Bob Oravec, a senior branch forecaster with the Weather Prediction Center, said Sacramento could hit 105 Fahrenheit by mid-week, and Redding could record 109 Fahrenheit.
“It is going to be well above average,” Oravec said. “The heat will also eventually spread to the Northwest and Northern Plains.”
A linger heat dome over California could stress power grids. Demand is expected to peak Monday at around 43.8 gigawatts and could even jump to 45.2 gigawatts by mid-week, said grid operator California Independent System Operator.

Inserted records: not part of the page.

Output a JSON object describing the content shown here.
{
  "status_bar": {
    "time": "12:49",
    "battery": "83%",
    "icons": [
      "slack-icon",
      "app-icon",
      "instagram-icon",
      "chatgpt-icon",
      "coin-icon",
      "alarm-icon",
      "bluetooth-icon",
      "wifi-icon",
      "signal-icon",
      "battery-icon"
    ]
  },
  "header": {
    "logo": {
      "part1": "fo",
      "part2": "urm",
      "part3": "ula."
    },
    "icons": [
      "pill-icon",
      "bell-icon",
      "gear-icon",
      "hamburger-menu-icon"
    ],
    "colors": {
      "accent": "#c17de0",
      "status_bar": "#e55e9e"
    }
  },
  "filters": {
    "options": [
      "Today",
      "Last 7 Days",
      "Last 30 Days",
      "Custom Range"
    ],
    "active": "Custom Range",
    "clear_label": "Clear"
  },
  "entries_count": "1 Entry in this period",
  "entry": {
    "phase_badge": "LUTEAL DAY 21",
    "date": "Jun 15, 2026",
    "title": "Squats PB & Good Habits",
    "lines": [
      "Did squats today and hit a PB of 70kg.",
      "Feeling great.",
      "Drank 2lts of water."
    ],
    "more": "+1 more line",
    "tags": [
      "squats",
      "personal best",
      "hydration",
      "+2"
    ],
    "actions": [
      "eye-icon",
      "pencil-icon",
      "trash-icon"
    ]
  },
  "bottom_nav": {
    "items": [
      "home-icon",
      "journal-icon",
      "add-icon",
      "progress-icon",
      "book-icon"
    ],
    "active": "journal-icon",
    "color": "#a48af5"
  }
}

In anticipation of increasing cooling demand, Southern California’s SP15 hub’s on-peak power prices soared 29% to $149.70 a megawatt for Monday, the highest in nearly a year.
Gary Ackerman, an independent energy consultant who founded the Western Power Trading Forum, told Bloomberg that power-supply shortfalls are unlikely at this point.
However, the North American Electric Reliability Corporation, a regulatory body that manages grid stability, recently warned before the summer that power supplies in the Western US could be overwhelmed by soaring demand due to extreme heat. We might add decarbonization efforts of grids have made things worse.
Europe’s rivers are running dry as the climate crisis worsens
Much of Europe and the Northern Hemisphere is battling either wildfires, low water levels, harvest warnings, water use restrictions or a mixture of all these. In Germany, one core focus of the drought is the Rhine River, which ultimately connects the Alps with the North Sea. Europe’s second-longest river after the Danube, it is also a core shipping lane for western Germany. It is still open to freight traffic for now, but already boats are unable to run fully laden. Germany’s Federal Institute of Hydrology warned on Thursday that without rain, one notorious shallow point on the river could become completely impassable next week.
A single map for the worst #drought in 500 years in Europe. The river discharge anomaly based on reanalysis data from June to August 12 2022, shows an average negative anomaly of -29%, even reaching less than -62% at some points. #rstats #dataviz pic.twitter.com/LSGMfS52Lm
— Dr. Dominic Royé (@dr_xeo) August 14, 2022
From Time magazine
Once, a river ran through it. Now, white dust and thousands of dead fish cover the wide trench that winds amid rows of trees in France’s Burgundy region in what was the Tille River in the village of Lux.
From dry and cracked reservoirs in Spain to falling water levels on major arteries like the Danube, the Rhine and the Po, an unprecedented drought is afflicting nearly half of the European continent. It is damaging farm economies, forcing water restrictions, causing wildfires and threatening aquatic species.
There has been no significant rainfall for almost two months in Western, Central, and Southern Europe. In typically rainy Britain, the government officially declared a drought across southern and central England on Friday amid one of the hottest and driest summers on record.
And Europe’s dry period is expected to continue in what experts say could be the worst drought in 500 years.